Prozessschritte für betriebliche Beteiligungsprozesse
1. Definition des Beteiligungsgegenstands
Festlegen, welches konkrete Thema oder Problem bearbeitet wird. Der Gegenstand muss für die Beschäftigten oder unsere Mitglieder relevant und beeinflussbar sein.
2. Ziel der Beteiligung definieren
Bestimmen, wozu die Beteiligung dient (z. B. Ideen entwickeln, Akzeptanz sichern, Lösung vorbereiten). Transparenz über den Nutzen schaffen.
3. Entscheidungsspielraum ermitteln
Klarmachen, welche Fragen tatsächlich offen sind und gestaltet werden können – und was rechtlich, tariflich oder organisatorisch festgelegt ist. Wie können die Ergebnisse Wirkung entfalten?

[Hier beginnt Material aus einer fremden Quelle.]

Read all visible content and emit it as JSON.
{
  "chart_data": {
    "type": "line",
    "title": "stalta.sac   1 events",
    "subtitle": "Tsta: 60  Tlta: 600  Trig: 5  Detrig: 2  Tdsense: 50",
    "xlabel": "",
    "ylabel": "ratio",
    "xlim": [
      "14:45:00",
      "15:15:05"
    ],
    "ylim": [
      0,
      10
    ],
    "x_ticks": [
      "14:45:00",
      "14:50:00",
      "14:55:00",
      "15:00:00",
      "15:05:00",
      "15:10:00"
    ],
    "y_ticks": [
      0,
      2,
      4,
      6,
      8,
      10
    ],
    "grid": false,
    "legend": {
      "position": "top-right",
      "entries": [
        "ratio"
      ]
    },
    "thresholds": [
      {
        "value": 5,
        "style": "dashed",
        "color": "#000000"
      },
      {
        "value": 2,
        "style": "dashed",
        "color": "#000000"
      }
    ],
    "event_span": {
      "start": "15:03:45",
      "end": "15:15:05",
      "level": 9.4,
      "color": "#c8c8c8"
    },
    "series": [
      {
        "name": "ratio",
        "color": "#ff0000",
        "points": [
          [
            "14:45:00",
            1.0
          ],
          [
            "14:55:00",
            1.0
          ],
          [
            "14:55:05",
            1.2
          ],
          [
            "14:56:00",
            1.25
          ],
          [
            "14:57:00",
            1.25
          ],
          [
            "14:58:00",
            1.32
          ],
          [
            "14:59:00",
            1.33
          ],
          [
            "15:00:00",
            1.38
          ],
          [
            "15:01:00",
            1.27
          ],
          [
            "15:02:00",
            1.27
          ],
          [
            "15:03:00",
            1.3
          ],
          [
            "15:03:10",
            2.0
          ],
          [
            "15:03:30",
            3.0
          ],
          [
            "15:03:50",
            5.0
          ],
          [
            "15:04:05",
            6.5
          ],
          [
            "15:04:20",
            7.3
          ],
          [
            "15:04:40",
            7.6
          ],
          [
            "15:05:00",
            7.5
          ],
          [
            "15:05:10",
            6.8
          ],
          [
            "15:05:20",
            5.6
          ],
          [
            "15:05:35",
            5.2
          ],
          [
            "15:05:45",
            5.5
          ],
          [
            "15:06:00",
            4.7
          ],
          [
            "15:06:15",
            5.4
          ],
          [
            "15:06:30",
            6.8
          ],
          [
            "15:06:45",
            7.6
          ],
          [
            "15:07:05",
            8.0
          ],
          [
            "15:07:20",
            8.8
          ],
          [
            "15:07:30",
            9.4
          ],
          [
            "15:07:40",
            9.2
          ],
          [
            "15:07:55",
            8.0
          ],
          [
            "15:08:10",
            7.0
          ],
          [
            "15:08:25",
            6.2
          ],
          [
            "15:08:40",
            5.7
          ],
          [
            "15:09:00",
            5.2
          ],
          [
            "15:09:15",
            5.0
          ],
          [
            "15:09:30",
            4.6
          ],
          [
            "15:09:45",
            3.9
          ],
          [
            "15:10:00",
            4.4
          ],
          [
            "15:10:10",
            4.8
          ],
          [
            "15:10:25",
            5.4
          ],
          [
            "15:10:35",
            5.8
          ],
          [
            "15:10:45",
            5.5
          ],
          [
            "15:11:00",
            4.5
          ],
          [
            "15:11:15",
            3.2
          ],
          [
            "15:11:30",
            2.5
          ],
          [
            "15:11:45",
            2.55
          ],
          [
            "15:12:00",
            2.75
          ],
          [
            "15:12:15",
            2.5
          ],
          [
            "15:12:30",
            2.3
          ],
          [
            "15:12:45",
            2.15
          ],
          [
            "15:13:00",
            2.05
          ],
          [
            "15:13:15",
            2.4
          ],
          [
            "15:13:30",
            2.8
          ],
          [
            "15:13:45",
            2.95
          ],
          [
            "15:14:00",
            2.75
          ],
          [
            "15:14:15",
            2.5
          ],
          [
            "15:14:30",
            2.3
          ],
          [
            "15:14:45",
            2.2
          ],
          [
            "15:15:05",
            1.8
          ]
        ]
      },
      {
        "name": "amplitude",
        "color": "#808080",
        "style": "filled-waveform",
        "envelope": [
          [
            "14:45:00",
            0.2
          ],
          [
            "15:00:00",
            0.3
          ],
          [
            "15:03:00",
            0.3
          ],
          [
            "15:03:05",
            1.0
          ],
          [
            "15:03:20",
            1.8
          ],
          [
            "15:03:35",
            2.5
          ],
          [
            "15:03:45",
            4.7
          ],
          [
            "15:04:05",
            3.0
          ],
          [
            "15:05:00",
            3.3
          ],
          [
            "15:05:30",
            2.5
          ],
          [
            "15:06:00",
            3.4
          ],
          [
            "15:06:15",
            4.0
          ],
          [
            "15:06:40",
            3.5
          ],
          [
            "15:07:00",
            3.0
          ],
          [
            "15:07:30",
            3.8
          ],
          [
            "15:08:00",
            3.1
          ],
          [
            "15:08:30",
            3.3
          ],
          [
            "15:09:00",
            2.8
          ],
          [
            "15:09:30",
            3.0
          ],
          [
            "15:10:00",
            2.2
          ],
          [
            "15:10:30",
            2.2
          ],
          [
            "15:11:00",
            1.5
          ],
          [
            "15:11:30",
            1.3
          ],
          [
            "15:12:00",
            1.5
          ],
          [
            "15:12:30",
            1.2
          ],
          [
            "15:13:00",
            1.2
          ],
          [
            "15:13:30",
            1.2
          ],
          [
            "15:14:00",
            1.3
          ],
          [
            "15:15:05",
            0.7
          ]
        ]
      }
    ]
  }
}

4. Beteiligungstiefe festlegen
Entscheiden, wie intensiv Beschäftigte beteiligt werden: Konsultation, Mitgestaltung, Mitentscheidung oder Selbstorganisation.
5. Benötigte Ressourcen klären
Sicherstellen, dass der Prozess realisierbar ist:
- Raum: wo findet Beteiligung statt?
- Zeit: wann und in welchem Umfang?
- Arbeitszeit oder Freizeit?: Klärung, ob Beteiligung in der Arbeitszeit stattfindet.
- Externe Moderation: ggf. neutrale Prozessbegleitung.
- Catering, Material: praktische Unterstützung.
- Verantwortlichkeiten: wer stellt die Ressourcen bereit?
6. Klärung der Rahmenbedingungen
Bestimmen, wer den Prozess trägt:
- Auftraggeber: wer initiiert die Beteiligung?
- Ergebnisverarbeitung: wer wertet die Ergebnisse aus, wie fließen sie weiter?
7. Zu beteiligende Akteure ermitteln
Festlegen, welche Beschäftigten, Gruppen oder Rollen einbezogen werden sollen.
8. Motive der Beteiligten klären
Verstehen, warum sich Beschäftigte Mitglieder beteiligen sollten (z. B. Einfluss, Verbesserung, Interessenvertretung).
9. Scoping durchführen
Wenn nötig, nochmal mit den verschiedenen Akteuren die Beteiligungsidee spiegeln und bewerten. Das Thema eingrenzen und die Regeln der Beteiligung definieren: Was ist Gegenstand, welche Fragen sind offen, welche nicht?
10. Benötigte Informationen und Kompetenzen organisieren
Alle relevanten Fakten, Daten und ggf. Qualifizierungen bereitstellen, damit Beteiligung auf informierter Grundlage stattfinden kann. Informationen für die zu Beteiligten aufbereiten.
11. Beteiligte rekrutieren
Beschäftigte, Mitglieder aktiv einladen, motivieren und gewinnen – transparent und fair.
12. Erwartungen ermitteln
Fragen, was die Beschäftigten sich von der Beteiligung erhoffen, um Enttäuschungen zu vermeiden.
13. Ergebnisverarbeitung klären
Festlegen, wie mit den Beiträgen umgegangen wird: Dokumentation, Auswertung, Priorisierung.
14. Beteiligungsformate durchführen
Die geplanten Formate (Workshops, Befragungen, Versammlungen etc.) umsetzen.
15. Ergebnisse konsolidieren
Die gesammelten Beiträge bündeln, strukturieren und zu handlungsfähigen Ergebnissen verdichten.
16. Ergebnisse in Entscheidungsprozesse einspeisen
Die konsolidierten Ergebnisse in die formalen Entscheidungswege einbringen (z. B. Betriebsrat ↔ Arbeitgeber, Management).
17. Entscheidungen verfolgen
Überprüfen, ob die getroffenen Entscheidungen umgesetzt werden, und ggf. nachsteuern.
18. Feedback an Teilnehmende geben
Rückmeldung an die Beschäftigten: Was wurde übernommen, was nicht – und warum. Transparenz stärkt Vertrauen und Motivation.